First Chapter Section 7
Here we focus again on the analysis of the left side of the illustration
Notice in the illustration above we discuss Dimming attention as the result of negativity. Daniel Goleman in his excellent book called “Vital Lies, Simple Truths discusses an interesting observation. He says:
“Take, for example, the simple act of looking. Do
we really see what we look at? The best evidence is that we don’t;
instead, we see what we look for.”
Professor Goleman continues:
“At the neural level lies the cardinal model for the tradeoff between pain and awareness. The brain, as we shall see, has the ability to bear pain by masking its sting, but at the cost of diminishing awareness.”
My thesis, in sum, revolves around these premises:
• The mind can protect itself against anxiety by dimming awareness.
• This mechanism creates a blind spot: a zone of blocked attention and self-deception.
• Such blind spots occur at each major level of behavior from the psychological to the social.
Professor Mihaly Csikszentmihalyi has a similar view. He believes the consciousness experiences unpleasant disorders and random drift when not engaged in goal directed actions. He defines anxiety and boredom as a painful sensation experienced by a drifting consciousness that lacks motivation and concentration. His simple solution is to train the body through jogging, yoga, martial arts; developing hobbies like woodworking, painting, or playing a musical instrument.
Newly elected President Franklin D. Roosevelt came to call on Justice Oliver Wendell Holmes and asked the older man why he was learning Greek (at his age). “To improve my mind, young man,” said Justice Holmes.
The way all these activities work is through a rigorous demand for focus attention, heightened concentration, and preventing disorder in the consciousness.
Majority of the thoughts that come to our minds when not concentrating on an activity or working are depressing. There are more bad things in our lives than good ones. Negative possibilities always outnumber the positive ones. Professor Csikszentmihalyi believes, as part of evolution and adaptation, by dwelling on unpleasant possibilities, we might be better prepared for the unexpected. When the mind dwells on something negative, it creates conflict in consciousness.
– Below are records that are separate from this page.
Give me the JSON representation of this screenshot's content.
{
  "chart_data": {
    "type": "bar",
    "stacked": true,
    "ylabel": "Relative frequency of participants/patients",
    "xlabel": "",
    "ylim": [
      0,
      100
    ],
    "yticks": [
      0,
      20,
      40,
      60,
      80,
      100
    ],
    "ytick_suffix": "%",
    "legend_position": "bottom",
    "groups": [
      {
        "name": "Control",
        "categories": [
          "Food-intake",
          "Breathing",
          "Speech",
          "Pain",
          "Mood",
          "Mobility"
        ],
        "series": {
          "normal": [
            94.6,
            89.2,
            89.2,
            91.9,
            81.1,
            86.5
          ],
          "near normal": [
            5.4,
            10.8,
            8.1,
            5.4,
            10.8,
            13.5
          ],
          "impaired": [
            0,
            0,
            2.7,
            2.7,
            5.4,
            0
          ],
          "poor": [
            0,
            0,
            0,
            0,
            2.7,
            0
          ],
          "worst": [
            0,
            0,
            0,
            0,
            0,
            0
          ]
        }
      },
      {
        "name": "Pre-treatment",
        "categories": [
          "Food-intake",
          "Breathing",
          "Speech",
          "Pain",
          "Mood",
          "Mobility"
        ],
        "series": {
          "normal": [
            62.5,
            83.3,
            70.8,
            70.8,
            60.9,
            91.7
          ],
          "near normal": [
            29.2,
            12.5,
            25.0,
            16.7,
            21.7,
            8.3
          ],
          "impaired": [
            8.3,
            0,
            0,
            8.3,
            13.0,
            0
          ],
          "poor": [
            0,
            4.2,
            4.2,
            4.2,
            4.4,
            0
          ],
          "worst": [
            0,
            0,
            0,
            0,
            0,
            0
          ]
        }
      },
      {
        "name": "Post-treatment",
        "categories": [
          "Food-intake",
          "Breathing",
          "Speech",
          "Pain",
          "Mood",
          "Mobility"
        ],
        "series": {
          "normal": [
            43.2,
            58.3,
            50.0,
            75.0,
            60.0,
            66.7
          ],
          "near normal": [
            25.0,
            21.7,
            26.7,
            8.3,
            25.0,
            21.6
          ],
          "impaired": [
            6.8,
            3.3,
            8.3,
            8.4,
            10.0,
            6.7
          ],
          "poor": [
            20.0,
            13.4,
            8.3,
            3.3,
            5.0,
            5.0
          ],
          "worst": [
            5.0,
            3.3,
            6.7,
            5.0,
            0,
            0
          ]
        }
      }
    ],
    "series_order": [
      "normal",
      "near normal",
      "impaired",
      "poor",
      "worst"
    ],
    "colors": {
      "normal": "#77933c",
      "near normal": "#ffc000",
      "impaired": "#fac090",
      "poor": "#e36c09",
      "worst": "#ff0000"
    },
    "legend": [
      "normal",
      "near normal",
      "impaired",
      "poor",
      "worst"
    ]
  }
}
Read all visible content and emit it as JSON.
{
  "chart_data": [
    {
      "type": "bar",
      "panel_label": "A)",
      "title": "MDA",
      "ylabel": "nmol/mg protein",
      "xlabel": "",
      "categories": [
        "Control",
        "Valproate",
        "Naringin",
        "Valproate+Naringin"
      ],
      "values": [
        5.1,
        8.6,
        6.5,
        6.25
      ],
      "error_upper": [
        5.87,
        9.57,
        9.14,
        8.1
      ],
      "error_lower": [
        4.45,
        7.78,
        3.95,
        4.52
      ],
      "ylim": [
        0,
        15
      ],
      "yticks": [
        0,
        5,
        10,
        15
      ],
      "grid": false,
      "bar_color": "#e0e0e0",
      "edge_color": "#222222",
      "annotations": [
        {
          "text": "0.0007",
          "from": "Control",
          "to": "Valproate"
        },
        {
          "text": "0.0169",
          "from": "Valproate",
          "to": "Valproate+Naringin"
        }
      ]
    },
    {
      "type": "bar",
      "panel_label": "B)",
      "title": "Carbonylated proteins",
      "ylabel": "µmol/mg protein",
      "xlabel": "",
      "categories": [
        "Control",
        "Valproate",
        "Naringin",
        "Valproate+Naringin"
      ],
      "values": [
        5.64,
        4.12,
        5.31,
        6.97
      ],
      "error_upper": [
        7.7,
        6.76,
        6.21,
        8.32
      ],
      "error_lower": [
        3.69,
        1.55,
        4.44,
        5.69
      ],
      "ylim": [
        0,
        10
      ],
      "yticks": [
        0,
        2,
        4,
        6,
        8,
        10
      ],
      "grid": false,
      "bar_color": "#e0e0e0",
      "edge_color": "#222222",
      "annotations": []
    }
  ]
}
Depression, anger, fear, and jealousy are simple manifestations of such conflict. While negative feelings last, they take over our minds and sap the motivation.
We are all born motivated, is what we perceive to be true but isn’t and what we believe falsely that kills the motivation.
According to Jean-Paul Sartre most people live with “false consciousness,” pretending even to themselves that they are living in the best of all possible worlds. This seems like a vicious circle; skewed attention or skewed perception brings negativity which induces a chemical that has numbing effect which dimes the awareness or reduces the attention.
Jack Kornfield adds:
Contemporary society fosters our mental tendency to deny or suppress our awareness of reality. Ours is a society of denial that conditions us to protect ourselves from any direct difficulty and discomfort. We expend enormous energy denying our insecurity, fighting pain, death, and loss, and hiding from the basic truths of the natural world and of our own nature.
Dr. Bhante H. Gunaratana in his excellent book called Mindfulness in Plain English explains : One popular human strategy for dealing with difficulty is autosuggestion: when something nasty pops up, you convince yourself it is not there, or you convince yourself it is pleasant rather than unpleasant.
Dr. Bhante continues:
When you are having a bad time, examine that experience, observe it mindfully, study the phenomenon and learn its mechanics. The way out of a trap is to study the trap itself, learn how it is built. You do this by taking the thing apart piece by piece. The trap can’t trap you if it has been taken to pieces. The result is freedom.
The purpose of this book is to teach new observation and listening skills, spiritual meditation, praying, and other techniques to stop this vicious circle and to transform your mind from the left side of the illustration above (numbness and depression) to the right side of the illustration above. Of course the right side creates a friendly or virtuous circle. The better the observation or perception, the more heightened attention and need for removing uncertainty, challenge seeking and vice versa.
The reader should also know that the right side of illustration also function based on similar conditions. Intrinsically motivated behaviors are also aimed at establishing certain internal conditions that are rewarding. These conditions are related to the needs of the brain and may be sought in order to avoid or reduce threats to the functioning of the brain. These threats to functioning may be of creative needs. Indeed, when people are free from the intrusion of drives and emotions, they seek situations that interest them and require the use of their creativity and resourcefulness. They seek challenges that are suited to their competencies, that are neither too easy nor too difficult. When they find optimal challenges, people work to conquer them, and they do so persistently. In short, the needs for competence and self-determination keep people involved in ongoing cycles of seeking and conquering optimal challenges.